Our wetlands are in a critical state. People have witnessed alarming anomalous decreases in residential bore water levels, and are now being forced to restrict their water use as never before. Meanwhile, industrial horticultural, agricultural and other operators are still granted permits to exploit our precious water for products exported for private profit, despite ordinary citizens loudly condemning decisions that fail to give effect to the precautionary principle in a time of obvious environmental decline (and now climate emergency). With ordinary folks warning of this dire water situation years ago, Councils had sufficient notice to forcefully act to protect citizens’ and environmental rights and interests.
Councils argue that within the constraints of law and regulations, they did everything they could have. I, for one, imagine a different scenario. For starters, Councils could have more urgently lobbied central Government to create a fit-for-purpose legal regime that ensured strict compliance with the precautionary principle and prioritising the human right to water in decision-making, while forcefully advocating rapid transformation to a regenerative Aotearoan economy (rather than an economy that’s violating environmental limits and accelerating social collapse).
After years of calling for councils to do this (and being ignored), many would be forgiven for concluding that councils don’t feel they have the mandate for such high level campaigning, they don’t have the imagination or courage to do it, or they simply can’t find the energy. Regardless, one can easily see why citizens’ trust in decision-making institutions continues to dwindle, while correspondingly their interest in citizens assemblies and other ‘alternative’ people-based models is on the rise. Conventional decision-making systems are abysmally failing civil society, impotent to deliver the one over-arching outcome we’ve created them for: to protect citizens’ basic rights to security, freedom and wellbeing.

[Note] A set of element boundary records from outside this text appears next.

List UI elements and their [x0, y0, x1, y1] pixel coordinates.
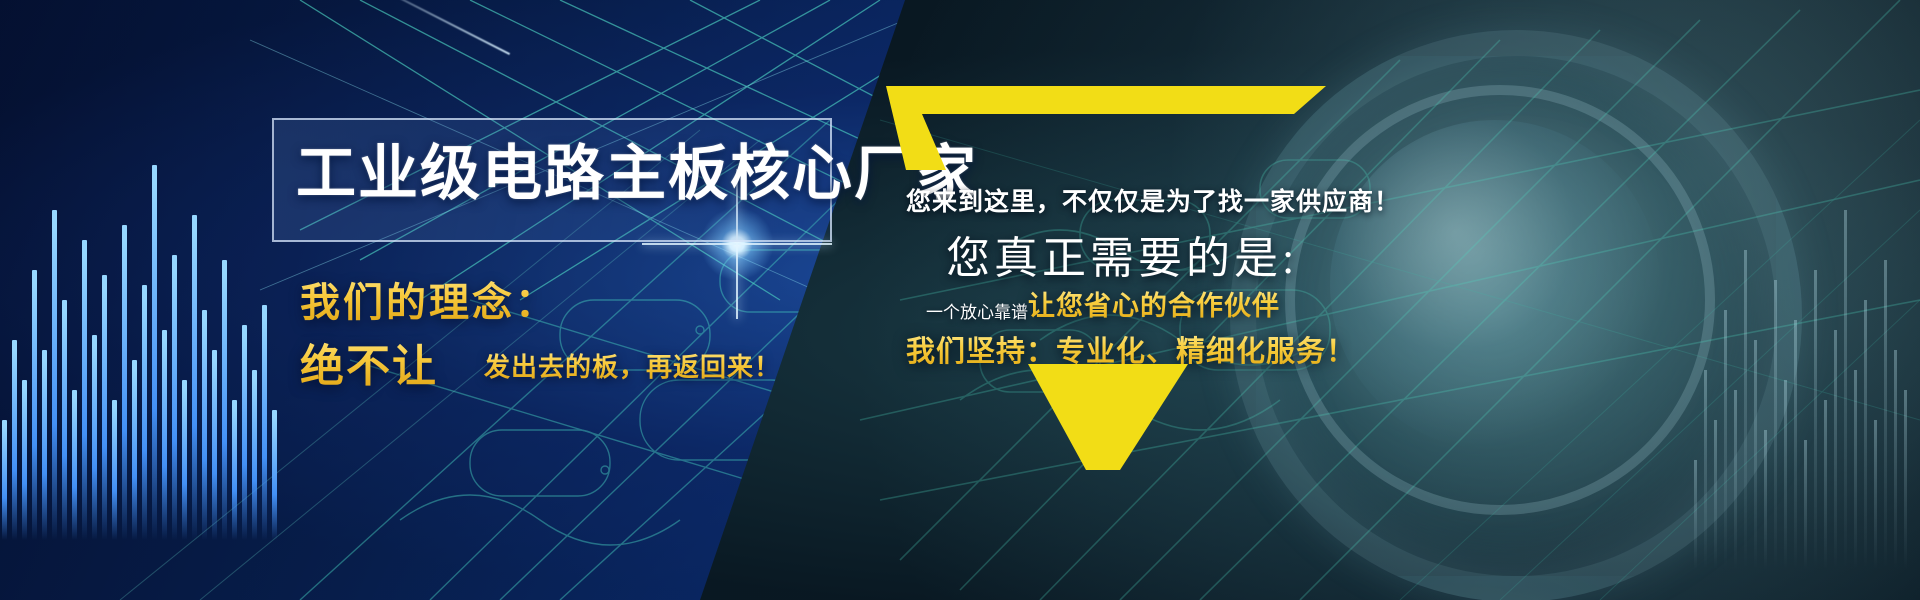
- right-subline-gold: 让您省心的合作伙伴: [1028, 284, 1280, 323]
- promise-lead: 绝不让: [300, 330, 438, 394]
- promo-banner: 工业级电路主板核心厂家 我们的理念： 绝不让 发出去的板，再返回来！ 您来到这里…: [0, 0, 1920, 600]
- page-title: 工业级电路主板核心厂家: [296, 122, 826, 214]
- right-subline: 一个放心靠谱 让您省心的合作伙伴: [926, 289, 1280, 323]
- right-subline-small: 一个放心靠谱: [926, 298, 1028, 323]
- right-headline-large: 您真正需要的是:: [946, 222, 1298, 286]
- audio-spectrum-bars: [0, 120, 300, 540]
- open-bracket-top-icon: [886, 86, 1326, 170]
- right-headline-small: 您来到这里，不仅仅是为了找一家供应商！: [906, 182, 1400, 218]
- promise-tail: 发出去的板，再返回来！: [484, 347, 781, 384]
- chevron-down-icon: [1028, 364, 1188, 470]
- vertical-bars-icon: [1690, 150, 1920, 570]
- idea-label: 我们的理念：: [300, 270, 558, 328]
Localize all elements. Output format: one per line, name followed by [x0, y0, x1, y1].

Realising this catastrophic failure, the populous will wake up to the fact that government has lost its social license to operate. When this critical mass of collective consciousness happens, some level of rebellion (going by historical records) tends to ensue. As a final last resort ‘systems reboot’ for a regenerative nation in an Age of climate emergency, I accept its imminent arrival. But, like many others, I feel anxious about the pain and suffering which will undoubtedly happen during such a transition. I sincerely hope communities develop in time the extraordinary leadership and cultural fortitude it will take to wisely and compassionately navigate us through this difficult period ahead.